En el andén, unos agentes de las SS se ayudaban de perros lobos para hacer formar a decenas de hombres. Unos desnudos, otros vestidos con uniformes a rayas. Ni un grito de rebeldía, ni un murmullo de protesta. Un anciano se desplomó. Sobre las cabezas de los rezagados se abatían culatazos. Menos de diez minutos después de la maniobra, el rebaño humano se dirigió hacia unos camiones entoldados con los motores en marcha. Cuando éstos abandonaron el lugar, se hizo el silencio. Branier ya no veía a nadie en el andén. El tiempo parecía haberse detenido; era como si hubiera quedado olvidado, como si hubiera dejado de existir.

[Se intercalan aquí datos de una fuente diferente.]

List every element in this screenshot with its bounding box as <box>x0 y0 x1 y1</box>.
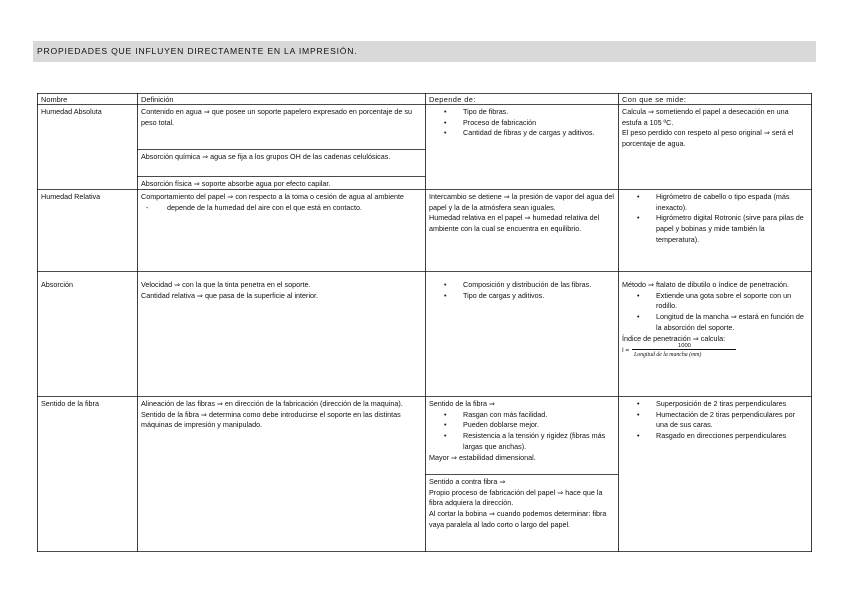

Se sintió invadido por una falsa esperanza. Después de todo, en cualquier ejército hay negligencias administrativas que hacen posibles las huidas más increíbles. Branier buscó un objeto que le permitiera abrir la puerta del vagón. Hurgó entre la paja. Nada. El tabique… No era tan grueso. La emprendió a patadas con el endeble tablón. Al décimo golpe, se oyó un crujido. El tabique se había rajado por la parte inferior. Si pudiera pasar al compartimiento de al lado, seguramente encontraría una salida. Puede que los alemanes no hubieran cerrado esa parte del vagón tras haber desembarcado a sus presos. La parte inferior del tablón cedió. Sin preocuparse por las astillas, Branier arrancó con sus manos la parte restante. Los músculos de la espalda se le tensaron.
Estaba empapado en sudor, jadeante. La madera gemía, cedía poco a poco.
—Ya está —murmuró.
La puerta del vagón se corrió bruscamente. El gélido aire azotó en la cara al venerable, que arrojó el tablón destrozado al compartimiento de al lado.
En el andén, había un agente de las SS. Un jefe. El suboficial que había interrogado al venerable en Compiègne.
—Me decepciona, señor Branier. Esta tentativa de evasión es absurda. Síganos.
Branier bajó al andén con infinita parsimonia, como si se moviera a cámara lenta. Se dirigió al Mercedes negro, flanqueado por dos agentes de las SS con rostros curiosamente parecidos, contraídos y herméticos. Entonces descubrió el paisaje: la minúscula estación parecía perdida en medio de un circo de altas montañas cubiertas de nieve. Austria, tal vez… Branier se subió a la parte de atrás del vehículo. Los agentes lo encajonaron en el asiento del medio. El jefe se acomodó delante. No articuló ni una palabra en un trayecto que duró cerca de una hora. El Mercedes subía a poca velocidad por una carretera estrecha, en pendiente y con curvas muy cerradas. En las laderas de las montañas, aparecían retales de hierba que manchaban de verde los campos nevados. El inicio de la primavera. El coche pasó por un bonito pueblo con sus casas de madera en colores llamativos. Una abadía románica, fuentes de piedra, callejuelas impecables; luego, un campo de árboles frutales de los cuales algunos pronto florecerían. La vida que renacía. El placer de contemplarla. El impulso de correr, de salir de aquel vehículo siniestro como un ataúd.
Aquella primavera colmaba los ojos del venerable. El antiguo lema masónico acudió a sus labios: «Ni esperar para actuar ni triunfar para perseverar». En el lugar al que iba, no existía la esperanza. Habría que inventarla, reconstruirla. Esta savia resucitada tenía que penetrar en su interior, nutrirlo en los peores momentos.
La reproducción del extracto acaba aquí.